But Clorox isn't Mickelson's only stock holding. His portfolio includes five companies for which he does endorsements.
I doubt the three-time Masters Champ (2004, 2006 & 2010), PGA Champion (2005) and the British Open winner (2013) will lose one dime of endorsement dollars. The $180 million golf champ getting ready for the U.S. Open Championship match on June 12 in Pinehurst, North Carolina.
Here are the components in the Phil Mickelson portfolio.
Clorox (CLX) ($88.59) set an all-time intraday high at $96.76 but I wonder whether or not Phil washed his hands of this company. The stock is just above its 200-day simple moving average at $88.10.
The weekly chart is negative given a close this week below its five-week modified moving average at $88.39 which indicates risk to its 200-week simple moving average at $75.32. Annual value levels are $84.10 and $74.09 with semiannual pivots at $86.84 and $88.73 and quarterly risky level at $95.67. This profile suggests that if Phil still owns the stock its time to sell.
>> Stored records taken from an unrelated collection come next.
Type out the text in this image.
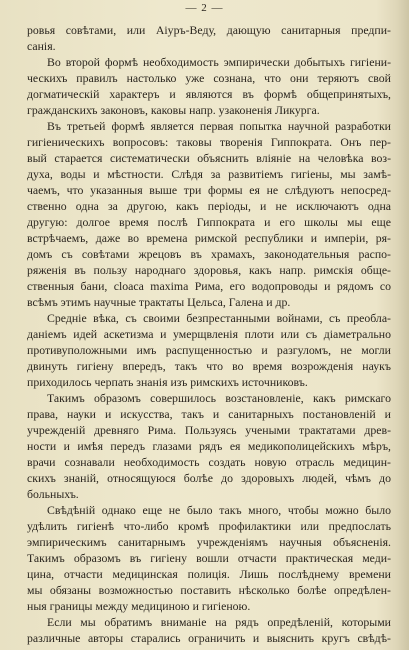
— 2 —
ровья совѣтами, или Аіуръ-Веду, дающую санитарныя предпи-
санія.
Во второй формѣ необходимость эмпирически добытыхъ гигіени-
ческихъ правилъ настолько уже сознана, что они теряютъ свой
догматическій характеръ и являются въ формѣ общепринятыхъ,
гражданскихъ законовъ, каковы напр. узаконенія Ликурга.
Въ третьей формѣ является первая попытка научной разработки
гигіеническихъ вопросовъ: таковы творенія Гиппократа. Онъ пер-
вый старается систематически объяснить вліяніе на человѣка воз-
духа, воды и мѣстности. Слѣдя за развитіемъ гигіены, мы замѣ-
чаемъ, что указанныя выше три формы ея не слѣдуютъ непосред-
ственно одна за другою, какъ періоды, и не исключаютъ одна
другую: долгое время послѣ Гиппократа и его школы мы еще
встрѣчаемъ, даже во времена римской республики и имперіи, ря-
домъ съ совѣтами жрецовъ въ храмахъ, законодательныя распо-
ряженія въ пользу народнаго здоровья, какъ напр. римскія обще-
ственныя бани, cloaca maxima Рима, его водопроводы и рядомъ со
всѣмъ этимъ научные трактаты Цельса, Галена и др.
Средніе вѣка, съ своими безпрестанными войнами, съ преобла-
даніемъ идей аскетизма и умерщвленія плоти или съ діаметрально
противуположными имъ распущенностью и разгуломъ, не могли
двинуть гигіену впередъ, такъ что во время возрожденія наукъ
приходилось черпать знанія изъ римскихъ источниковъ.
Такимъ образомъ совершилось возстановленіе, какъ римскаго
права, науки и искусства, такъ и санитарныхъ постановленій и
учрежденій древняго Рима. Пользуясь учеными трактатами древ-
ности и имѣя передъ глазами рядъ ея медикополицейскихъ мѣръ,
врачи сознавали необходимость создать новую отрасль медицин-
скихъ знаній, относящуюся болѣе до здоровыхъ людей, чѣмъ до
больныхъ.
Свѣдѣній однако еще не было такъ много, чтобы можно было
удѣлить гигіенѣ что-либо кромѣ профилактики или предпослать
эмпирическимъ санитарнымъ учрежденіямъ научныя объясненія.
Такимъ образомъ въ гигіену вошли отчасти практическая меди-
цина, отчасти медицинская полиція. Лишь послѣднему времени
мы обязаны возможностью поставить нѣсколько болѣе опредѣлен-
ныя границы между медициною и гигіеною.
Если мы обратимъ вниманіе на рядъ опредѣленій, которыми
различные авторы старались ограничить и выяснить кругъ свѣдѣ-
Callaway Golf (ELY) ($7.89) is Phil's most important endorsement as he must use Callaway products. If Phil can keep the ball in the fairway with his Big Bertha driver he will win the U.S. Open on June 15. If he misses the fairway he's still the best on the PGA Tour with those short-wedge shots. His biggest issue that could prevent winning is missing short putts, which has been his Achilles Heel in many majors. Despite the cloud of his 2011 Clorox trade the odds of Mickelson win is 14 to 1.
The stock set a multiyear intraday high at $10.35 on April 1 and is now below its 200-day SMA at $8.25 with its 2014 intraday low set at $7.51 on May 20. The weekly chart is negative with its five-week MMA at $8.41 and its 200-week SMA at $6.87. An annual value level is $6.73 with a semiannual risky level at $8.45. Buy the clubs, not the stock.